Reputation: 4273
I encountered an issue in pandas
0.25.2 while aggregating multiple columns that include a categorical column.
import pandas as pd
df = pd.DataFrame({
"col1": [1, 3, 4, 1],
"col2": pd.Categorical(["b", "a", "c", "b"], categories=["a", "b", "c"], ordered=False),
"col3": [4, 5, 3, 2]
})
df_agg = df.groupby("col1").agg(
col2=pd.NamedAgg("col2", "first"),
col3_max=pd.NamedAgg("col3", "max")
)
print(df_agg)
Output:
col2 col3_max
0 b NaN
1 a 4.0
2 c NaN
3 NaN 5.0
4 NaN 3.0
Expected Output:
col2 col3_max
1 b 4
3 a 5
4 c 3
The issue seems to be caused by the following behaviour of aggregating a categorical column.

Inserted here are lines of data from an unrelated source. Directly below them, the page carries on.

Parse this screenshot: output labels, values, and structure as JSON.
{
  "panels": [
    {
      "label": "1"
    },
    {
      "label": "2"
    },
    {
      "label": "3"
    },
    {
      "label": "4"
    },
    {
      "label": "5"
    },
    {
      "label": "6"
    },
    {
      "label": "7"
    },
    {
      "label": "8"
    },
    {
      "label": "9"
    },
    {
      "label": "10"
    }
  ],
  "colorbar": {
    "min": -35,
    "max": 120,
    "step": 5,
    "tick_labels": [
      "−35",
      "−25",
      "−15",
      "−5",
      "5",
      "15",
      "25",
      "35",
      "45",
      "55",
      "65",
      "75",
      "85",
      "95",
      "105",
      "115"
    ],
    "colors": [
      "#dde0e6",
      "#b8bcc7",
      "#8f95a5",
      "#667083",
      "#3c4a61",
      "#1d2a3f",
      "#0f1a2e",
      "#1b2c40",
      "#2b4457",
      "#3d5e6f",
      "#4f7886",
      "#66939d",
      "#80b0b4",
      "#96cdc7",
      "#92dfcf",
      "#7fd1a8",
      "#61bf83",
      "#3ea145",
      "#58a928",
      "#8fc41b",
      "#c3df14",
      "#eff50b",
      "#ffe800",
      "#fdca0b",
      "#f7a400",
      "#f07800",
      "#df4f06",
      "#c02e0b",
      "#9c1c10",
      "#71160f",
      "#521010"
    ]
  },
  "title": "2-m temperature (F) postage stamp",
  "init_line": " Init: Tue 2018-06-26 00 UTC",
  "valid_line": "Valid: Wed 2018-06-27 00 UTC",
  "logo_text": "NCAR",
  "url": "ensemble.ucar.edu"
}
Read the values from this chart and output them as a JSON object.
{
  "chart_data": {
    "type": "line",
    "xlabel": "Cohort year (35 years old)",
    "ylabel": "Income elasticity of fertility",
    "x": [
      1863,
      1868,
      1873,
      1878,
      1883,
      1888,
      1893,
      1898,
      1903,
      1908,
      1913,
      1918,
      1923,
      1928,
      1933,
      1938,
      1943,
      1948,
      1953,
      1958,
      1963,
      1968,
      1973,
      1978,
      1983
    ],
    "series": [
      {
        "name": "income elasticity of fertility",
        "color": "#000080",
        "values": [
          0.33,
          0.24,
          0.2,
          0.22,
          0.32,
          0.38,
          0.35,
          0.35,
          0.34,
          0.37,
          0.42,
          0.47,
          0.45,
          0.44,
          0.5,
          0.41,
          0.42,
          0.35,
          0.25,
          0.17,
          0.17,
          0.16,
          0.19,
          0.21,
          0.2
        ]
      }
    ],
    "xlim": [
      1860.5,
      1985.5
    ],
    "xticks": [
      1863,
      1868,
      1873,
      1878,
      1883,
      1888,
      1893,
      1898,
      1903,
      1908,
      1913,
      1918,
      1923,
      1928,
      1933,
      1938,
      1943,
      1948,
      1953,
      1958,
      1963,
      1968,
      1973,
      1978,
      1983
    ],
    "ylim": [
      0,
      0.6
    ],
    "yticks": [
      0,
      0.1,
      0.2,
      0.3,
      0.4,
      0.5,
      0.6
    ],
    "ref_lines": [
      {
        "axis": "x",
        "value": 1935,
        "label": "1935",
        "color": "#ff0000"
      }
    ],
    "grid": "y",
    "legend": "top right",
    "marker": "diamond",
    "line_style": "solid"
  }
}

df_grouped_col2 = df.groupby("col1")["col2"].first()
print(type(df_grouped_col2))
print(df_grouped_col2)
Output:
<class 'pandas.core.arrays.categorical.Categorical'>
[b, a, c]
Categories (3, object): [a, b, c]
Is this a bug? If so, is there a workaround?
Upvotes: 4
Views: 77
Reputation: 862731
I think it is bug, but possible solution is use lambda function with iat
for first value of group:
df_agg = df.groupby("col1").agg(
col2=pd.NamedAgg("col2", lambda x: x.iat[0]),
col3_max=pd.NamedAgg("col3", "max")
)
print(df_agg)
col2 col3_max
col1
1 b 4
3 a 5
4 c 3
df_grouped_col2 = df.groupby("col1")["col2"].agg(lambda x: x.iat[0])
print(type(df_grouped_col2))
<class 'pandas.core.series.Series'>
print(df_grouped_col2)
col1
1 b
3 a
4 c
Name: col2, dtype: object
Upvotes: 4